To restore the gleam of the gold leaf which features heavily in decorative wood carvings at the century-old Hong San See Temple in River Valley, a team of craftsmen from China used their saliva - a traditional restoration technique used by artisans to remove dust.
This was part of an extensive four-year, $3 million programme by the temple to restore the crumbling national monument at 30 Mohamed Sultan Road to mint condition.
The temple, where Hokkiens from southern Fujian have met and worshipped since the early 20th century, was one of five winners of the Urban Redevelopment Authority's (URA) Architectural Heritage Awards at a presentation ceremony held at the temple yesterday evening.
"We are glad the effort paid off. We did this so future generations will be able to enjoy it in its full glory," said Mr Tan Aik Hock, chairman of the Singapore Lam Ann Association that maintains the temple.
The restoration also won an excellence award from the United Nations Educational, Scientific and Cultural Organisation, or Unesco, in 2010.
The URA's annual awards honour owners, architects, engineers and contractors for conservation excellence in two categories: first, national monuments and fully conserved buildings, and second, integrated old and new conservation developments.

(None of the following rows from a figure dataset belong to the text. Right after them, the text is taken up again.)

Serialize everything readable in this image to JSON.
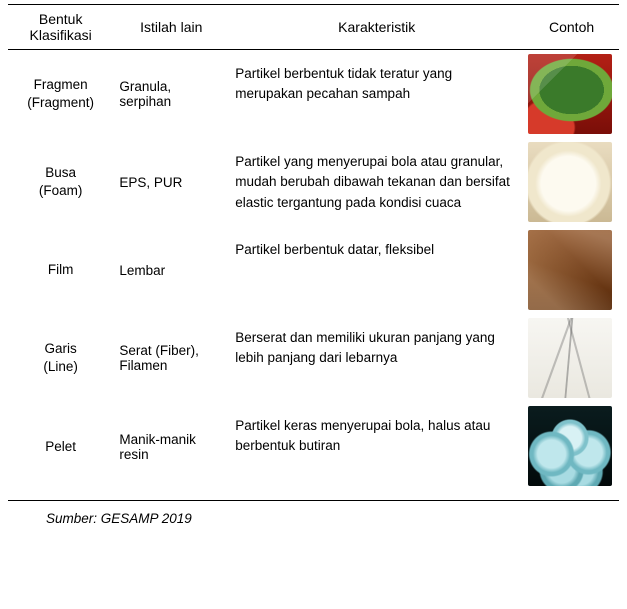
{
  "table": {
    "headers": {
      "col1_line1": "Bentuk",
      "col1_line2": "Klasifikasi",
      "col2": "Istilah lain",
      "col3": "Karakteristik",
      "col4": "Contoh"
    },
    "rows": [
      {
        "name_line1": "Fragmen",
        "name_line2": "(Fragment)",
        "alias_line1": "Granula,",
        "alias_line2": "serpihan",
        "char": "Partikel berbentuk tidak teratur yang merupakan pecahan sampah",
        "thumb_class": "img-fragment",
        "thumb_name": "fragment-sample-image"
      },
      {
        "name_line1": "Busa",
        "name_line2": "(Foam)",
        "alias_line1": "EPS, PUR",
        "alias_line2": "",
        "char": "Partikel yang menyerupai bola atau granular, mudah berubah dibawah tekanan dan bersifat elastic tergantung pada kondisi cuaca",
        "thumb_class": "img-foam",
        "thumb_name": "foam-sample-image"
      },
      {
        "name_line1": "Film",
        "name_line2": "",
        "alias_line1": "Lembar",
        "alias_line2": "",
        "char": "Partikel berbentuk datar, fleksibel",
        "thumb_class": "img-film",
        "thumb_name": "film-sample-image"
      },
      {
        "name_line1": "Garis",
        "name_line2": "(Line)",
        "alias_line1": "Serat (Fiber),",
        "alias_line2": "Filamen",
        "char": "Berserat dan memiliki ukuran panjang yang lebih panjang dari lebarnya",
        "thumb_class": "img-line",
        "thumb_name": "line-sample-image"
      },
      {
        "name_line1": "Pelet",
        "name_line2": "",
        "alias_line1": "Manik-manik",
        "alias_line2": "resin",
        "char": "Partikel keras menyerupai bola, halus atau berbentuk butiran",
        "thumb_class": "img-pellet",
        "thumb_name": "pellet-sample-image"
      }
    ],
    "source": "Sumber: GESAMP 2019"
  }
}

This year's other winners were in the second category.
They were the Frank Brewer bungalow at 5 Chatsworth Park, two 1940s and 1950s North Canal Road conserved shophouse units, a 1920s Transitional-style shophouse residential development at 125 Joo Chiat Place, and a series of eight shophouse units built in the early 1900s at Lorong 24A Geylang.
A total of 117 projects have received the awards since their launch in 1995.
There is no prize money.
Acting Minister for Manpower Tan Chuan-Jin, who presented the awards, said home owners and residents act as custodians of the conserved properties entrusted to their care.
"They are the visionaries who ensure that the buildings' characters are upheld even as they are adapted to meet modern needs," he said.